Incrocio un bambino, avrà sei, sette anni.

Mi chiede se sono “proprio Molinari” e gli rispondo di sì.

Si mette a correre al mio fianco.

10 metri, poi 15: è felice, ma rispettoso, e mantiene le distanze.

Allora sono io a deviare, avvicinarmi e dargli il cinque.

Investito di una responsabilità nuova, come se fosse il prossimo staffettista, il piccolo accelera. Esagera un po’ e poi si ferma. “Vai Giulio” mi grida.

 

Mi sento a casa.

Tutto è al posto giusto: la mia squadra è perfetta in ogni cambio, in ogni richiesta, davanti a me non c’è più nessun uomo e nessuna donna, soltanto la strada.

L’emozione di rivedere i posti che erano nostri, miei e di Carlotta, è come attutita dall’amore della gente.

Il dolore c’è, ma non fa male, e corre insieme a me come un vecchio compagno di fatiche.

I chilometri prima dell’ultima ascesa, verso il traguardo del Carosello 3000, sono talmente leggeri da passare quasi troppo in fretta.

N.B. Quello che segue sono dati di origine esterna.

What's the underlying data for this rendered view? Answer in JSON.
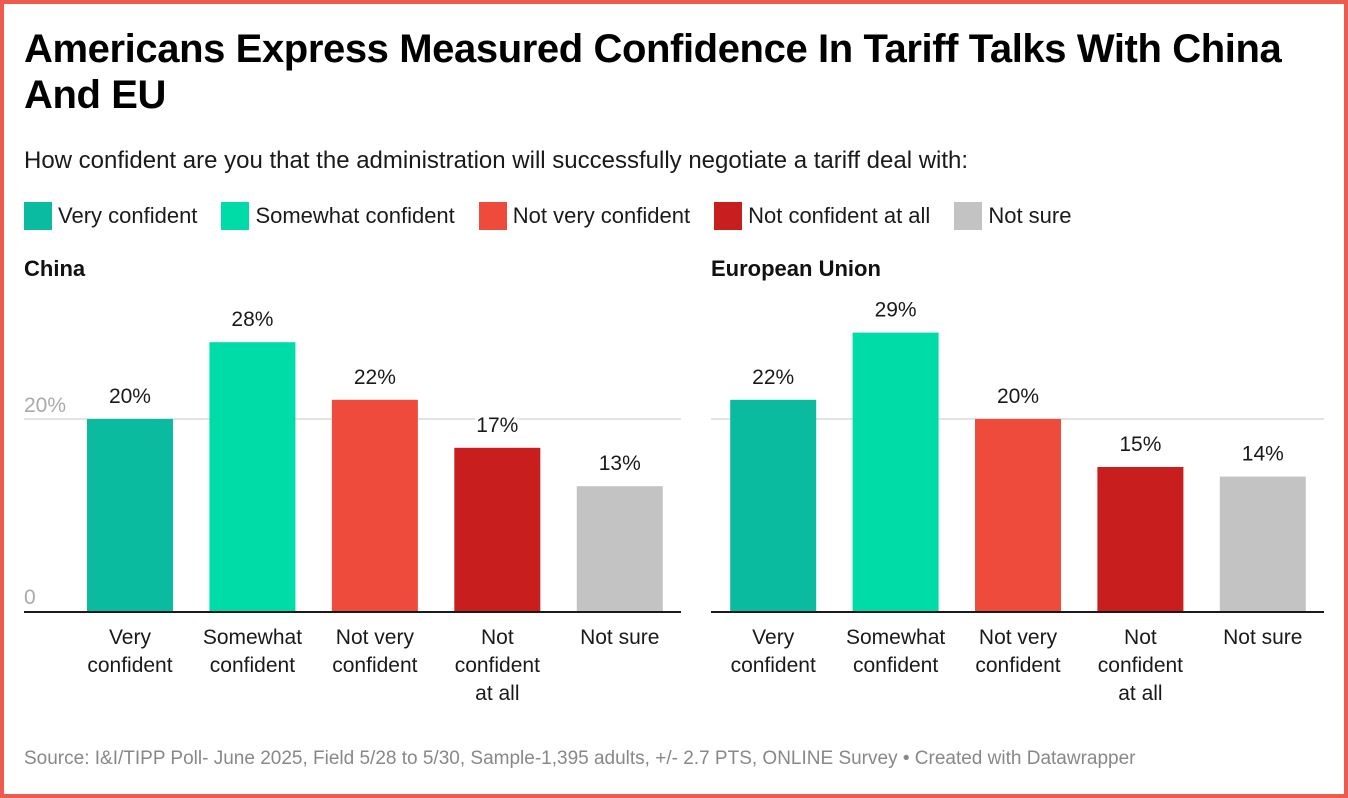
{
  "title": "Americans Express Measured Confidence In Tariff Talks With China And EU",
  "subtitle": "How confident are you that the administration will successfully negotiate a tariff deal with:",
  "legend": [
    {
      "label": "Very confident",
      "color": "#0BBBA0"
    },
    {
      "label": "Somewhat confident",
      "color": "#00DCA8"
    },
    {
      "label": "Not very confident",
      "color": "#EF4B3D"
    },
    {
      "label": "Not confident at all",
      "color": "#C81E1E"
    },
    {
      "label": "Not sure",
      "color": "#C3C3C3"
    }
  ],
  "footer": "Source: I&I/TIPP Poll- June 2025, Field 5/28 to 5/30, Sample-1,395 adults, +/- 2.7 PTS, ONLINE Survey • Created with Datawrapper",
  "chart_data": [
    {
      "type": "bar",
      "title": "China",
      "categories": [
        [
          "Very",
          "confident"
        ],
        [
          "Somewhat",
          "confident"
        ],
        [
          "Not very",
          "confident"
        ],
        [
          "Not",
          "confident",
          "at all"
        ],
        [
          "Not sure"
        ]
      ],
      "values": [
        20,
        28,
        22,
        17,
        13
      ],
      "value_labels": [
        "20%",
        "28%",
        "22%",
        "17%",
        "13%"
      ],
      "colors": [
        "#0BBBA0",
        "#00DCA8",
        "#EF4B3D",
        "#C81E1E",
        "#C3C3C3"
      ],
      "yticks": [
        {
          "value": 0,
          "label": "0"
        },
        {
          "value": 20,
          "label": "20%"
        }
      ],
      "ylim": [
        0,
        28
      ],
      "grid": true,
      "xlabel": "",
      "ylabel": ""
    },
    {
      "type": "bar",
      "title": "European Union",
      "categories": [
        [
          "Very",
          "confident"
        ],
        [
          "Somewhat",
          "confident"
        ],
        [
          "Not very",
          "confident"
        ],
        [
          "Not",
          "confident",
          "at all"
        ],
        [
          "Not sure"
        ]
      ],
      "values": [
        22,
        29,
        20,
        15,
        14
      ],
      "value_labels": [
        "22%",
        "29%",
        "20%",
        "15%",
        "14%"
      ],
      "colors": [
        "#0BBBA0",
        "#00DCA8",
        "#EF4B3D",
        "#C81E1E",
        "#C3C3C3"
      ],
      "yticks": [
        {
          "value": 0,
          "label": ""
        },
        {
          "value": 20,
          "label": ""
        }
      ],
      "ylim": [
        0,
        29
      ],
      "grid": true,
      "xlabel": "",
      "ylabel": ""
    }
  ]
}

Silenzio e rumore, il caos che hai dentro e la calma della montagna, la serenità dei passanti.

Lo faccio per me.

Lo faccio per me e per chi mi vuole bene.

È un momento identico agli altri, ma non per chi è in gara.

Serviranno giorni per far passare la sensazione di grandezza.

Servono anni per imparare a gestirne le risacche.

La salita conclusiva è quasi un ritorno alla partenza, con la natura che vuole riprendersi lo spazio per un’altra opinione personale. Inizia a gocciolare. Gli atleti che sono più indietro finiranno sotto i colpi di una grandinata improvvisa.

Io la evito di poco.

Sugli ultimi tornanti sterrati incrocio delle mucche irlandesi, quelle pelose, che mi guardano con fare distratto. Quando ripasserò qui, in inverno e col gelo, mi restituiranno lo stesso identico sguardo imprigrito.

Arrivo ai cento metri, sfiancato da oltre 12 ore di fatica, ma col passo molto più leggero di quello che avevo in partenza. Lascio i bastoni e lo zaino ai componenti della mia squadra e cerco di chiudere su una nota alta.

In cima.

Se vinci Icon il traguardo non lo tagli, ma lo sollevi al cielo, in modo che anche chi arriva dopo di te, e alcuni lo faranno nel cuore della notte, possa alzarlo a sua volta.

 

Mi circondano in tanti, mi circondano tutti quelli a cui voglio bene, quelli che conoscono la misura della mia sofferenza e della mia solitudine.

Quelli che non mi sono stati a fianco 13 ore, ma una vita intera.

Vorrei dir loro “grazie”, uno per uno.

Ma non faccio in tempo, perché lo dicono prima di me.

Tutti quelli che affrontano l’ironman più duro del Mondo lo fanno per rispondere ad un’esigenza profonda, nascosta alla vista degli altri. È un bisogno che bussa dentro, che magari non sai esprimere a parole, e che puoi soddisfare solo nella fatica silente.

Il mio bisogno ha un nome ed un cognome, un testimone difficile da portare avanti.

Ma oggi è una giornata perfetta.

Sono quello che torna a casa con la borsa piena, col cuore più gonfio, con gli occhi più stanchi.

Perché nonostante tutto quello che è successo, io sono ancora fortunato.